May 01, 2008
Mama loved to read. Although she was busy running our household, sewing our clothes, and attending adult education courses, she always set aside time to read to us from her carefully chosen poems by famous Yiddish poets and stories by Yiddish writers. I can still recall one of her favorite love poems. Loosely translated, it reads,
How handsome is my beloved.
His love is so tender and warm
I did not know this
He told me with each kiss
An angel in heaven is born!
Actually, this poem is more lyrical in Yiddish. Leo Rosten once said that translating the Yiddish into English is like kissing a lovely woman through a veil.
My sister and I always asked Mama to repeat our favorite story by Jacob Adler whose pen name was B. Kovner. It was one of a series of stories about Yenta Telebenta published in The Forward.
Yenta was a common female name and it is said that it was derived from the word “gentile.” The name was Americanized and turned into Yetta. With time it was also used to describe a gossip, a shrew.
Mendel Telebenta was Yenta’s poor henpecked husband and he was rarely able to get a word in edgewise. Yenta was a busybody who schemed and plotted and talked incessantly. One morning, she awakened with a sore throat and a deep cough. Her forehead felt hot and her cheeks were flushed. Mendel summoned the doctor. (In those days, doctors made house calls.)

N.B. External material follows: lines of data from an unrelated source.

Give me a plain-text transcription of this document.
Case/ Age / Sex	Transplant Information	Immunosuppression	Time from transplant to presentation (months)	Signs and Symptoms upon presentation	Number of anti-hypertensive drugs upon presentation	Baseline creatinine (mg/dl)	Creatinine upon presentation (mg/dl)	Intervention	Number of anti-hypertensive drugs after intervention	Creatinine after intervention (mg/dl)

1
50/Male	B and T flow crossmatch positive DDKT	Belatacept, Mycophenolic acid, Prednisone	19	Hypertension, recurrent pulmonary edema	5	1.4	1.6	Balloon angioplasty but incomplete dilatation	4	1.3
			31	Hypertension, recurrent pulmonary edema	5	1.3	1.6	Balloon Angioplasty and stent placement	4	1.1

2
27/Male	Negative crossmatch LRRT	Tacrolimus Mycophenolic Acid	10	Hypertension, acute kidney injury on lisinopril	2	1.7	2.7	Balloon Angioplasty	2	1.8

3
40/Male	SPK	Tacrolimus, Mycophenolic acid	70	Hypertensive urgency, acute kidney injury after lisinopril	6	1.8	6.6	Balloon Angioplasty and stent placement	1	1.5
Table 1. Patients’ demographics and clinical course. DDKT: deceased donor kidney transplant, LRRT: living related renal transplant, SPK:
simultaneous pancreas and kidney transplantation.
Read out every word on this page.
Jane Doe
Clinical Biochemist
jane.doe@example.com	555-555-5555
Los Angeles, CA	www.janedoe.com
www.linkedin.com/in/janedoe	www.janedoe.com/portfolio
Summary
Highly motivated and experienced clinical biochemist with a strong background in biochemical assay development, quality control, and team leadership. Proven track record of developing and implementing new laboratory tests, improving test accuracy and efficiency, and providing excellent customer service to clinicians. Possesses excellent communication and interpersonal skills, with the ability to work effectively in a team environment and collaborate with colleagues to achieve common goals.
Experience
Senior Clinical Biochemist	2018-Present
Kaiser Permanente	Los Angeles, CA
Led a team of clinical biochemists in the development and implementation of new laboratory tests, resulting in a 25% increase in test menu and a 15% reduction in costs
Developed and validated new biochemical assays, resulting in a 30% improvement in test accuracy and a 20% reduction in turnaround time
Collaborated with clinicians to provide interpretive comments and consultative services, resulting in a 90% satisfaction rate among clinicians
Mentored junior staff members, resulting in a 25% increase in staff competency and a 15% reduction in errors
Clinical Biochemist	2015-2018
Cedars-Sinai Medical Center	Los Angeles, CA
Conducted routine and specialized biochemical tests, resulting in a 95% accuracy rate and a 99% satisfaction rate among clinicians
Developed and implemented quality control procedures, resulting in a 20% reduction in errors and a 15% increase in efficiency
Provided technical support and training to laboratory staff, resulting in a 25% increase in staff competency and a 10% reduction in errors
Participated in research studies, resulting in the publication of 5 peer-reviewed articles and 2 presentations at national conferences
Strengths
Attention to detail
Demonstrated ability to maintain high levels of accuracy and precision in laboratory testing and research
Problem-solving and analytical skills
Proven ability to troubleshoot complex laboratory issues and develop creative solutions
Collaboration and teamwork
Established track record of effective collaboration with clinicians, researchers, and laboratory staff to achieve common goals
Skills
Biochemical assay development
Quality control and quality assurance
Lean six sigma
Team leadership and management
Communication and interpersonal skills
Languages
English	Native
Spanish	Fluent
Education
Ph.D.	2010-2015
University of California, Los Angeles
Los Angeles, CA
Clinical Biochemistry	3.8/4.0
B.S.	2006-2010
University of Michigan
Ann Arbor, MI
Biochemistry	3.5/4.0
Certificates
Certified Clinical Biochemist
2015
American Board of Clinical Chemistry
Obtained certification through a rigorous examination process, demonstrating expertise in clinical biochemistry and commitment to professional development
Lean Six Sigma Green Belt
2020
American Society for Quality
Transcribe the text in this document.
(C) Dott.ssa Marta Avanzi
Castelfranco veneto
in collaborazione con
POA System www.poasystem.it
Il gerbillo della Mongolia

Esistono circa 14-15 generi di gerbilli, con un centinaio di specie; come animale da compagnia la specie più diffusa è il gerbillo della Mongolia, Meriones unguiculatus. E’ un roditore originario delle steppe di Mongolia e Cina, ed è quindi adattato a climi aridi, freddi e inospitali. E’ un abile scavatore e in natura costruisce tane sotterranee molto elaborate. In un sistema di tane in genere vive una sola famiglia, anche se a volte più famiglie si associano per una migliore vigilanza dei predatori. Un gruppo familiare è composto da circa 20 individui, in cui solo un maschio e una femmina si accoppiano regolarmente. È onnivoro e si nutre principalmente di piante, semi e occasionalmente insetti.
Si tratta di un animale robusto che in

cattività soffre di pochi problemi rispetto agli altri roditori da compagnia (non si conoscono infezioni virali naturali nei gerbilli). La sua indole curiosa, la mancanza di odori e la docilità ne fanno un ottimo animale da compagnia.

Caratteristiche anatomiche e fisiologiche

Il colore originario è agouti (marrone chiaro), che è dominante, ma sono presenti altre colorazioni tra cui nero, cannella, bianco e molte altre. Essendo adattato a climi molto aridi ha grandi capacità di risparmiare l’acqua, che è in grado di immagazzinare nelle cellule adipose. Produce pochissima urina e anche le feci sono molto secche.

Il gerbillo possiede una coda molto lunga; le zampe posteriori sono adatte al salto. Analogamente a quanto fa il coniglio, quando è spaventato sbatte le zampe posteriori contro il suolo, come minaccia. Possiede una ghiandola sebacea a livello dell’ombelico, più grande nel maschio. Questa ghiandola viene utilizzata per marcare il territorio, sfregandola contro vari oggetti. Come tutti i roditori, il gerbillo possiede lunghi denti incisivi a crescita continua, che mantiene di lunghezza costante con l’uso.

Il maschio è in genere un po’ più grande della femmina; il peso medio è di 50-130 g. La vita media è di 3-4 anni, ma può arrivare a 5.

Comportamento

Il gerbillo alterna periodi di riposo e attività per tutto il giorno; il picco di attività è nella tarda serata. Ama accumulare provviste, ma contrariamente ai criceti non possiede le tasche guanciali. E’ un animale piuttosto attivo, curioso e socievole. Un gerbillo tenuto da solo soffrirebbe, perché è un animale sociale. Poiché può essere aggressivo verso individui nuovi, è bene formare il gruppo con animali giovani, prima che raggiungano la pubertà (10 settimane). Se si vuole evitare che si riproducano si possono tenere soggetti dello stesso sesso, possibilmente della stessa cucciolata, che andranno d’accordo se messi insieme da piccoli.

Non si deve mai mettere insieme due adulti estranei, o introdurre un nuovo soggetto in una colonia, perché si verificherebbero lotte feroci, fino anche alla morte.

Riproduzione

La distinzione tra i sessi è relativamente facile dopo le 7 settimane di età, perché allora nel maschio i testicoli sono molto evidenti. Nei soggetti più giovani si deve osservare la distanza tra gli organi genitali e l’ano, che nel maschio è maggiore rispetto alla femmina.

The doctor arrived and took her temperature with an oral thermometer. He told her to be quiet for five minutes while she held the thermometer under her tongue. This was the length of time doctors required for a reading. This was the first time Yenta and Mendel had seen a thermometer. Mendel could hardly believe his ears. Such heavenly peace and quiet he had not known since he first met Yenta. The unaccustomed silence was deafening. The doctor wrote one prescription for the fever and another for her cough and assured them that Yenta would be fine in a week.
Mendel grabbed the prescriptions and followed the doctor into the hallway and down the stairs to the street. He asked the doctor about this small glass instrument that had the power to keep Yenta quiet for five minutes.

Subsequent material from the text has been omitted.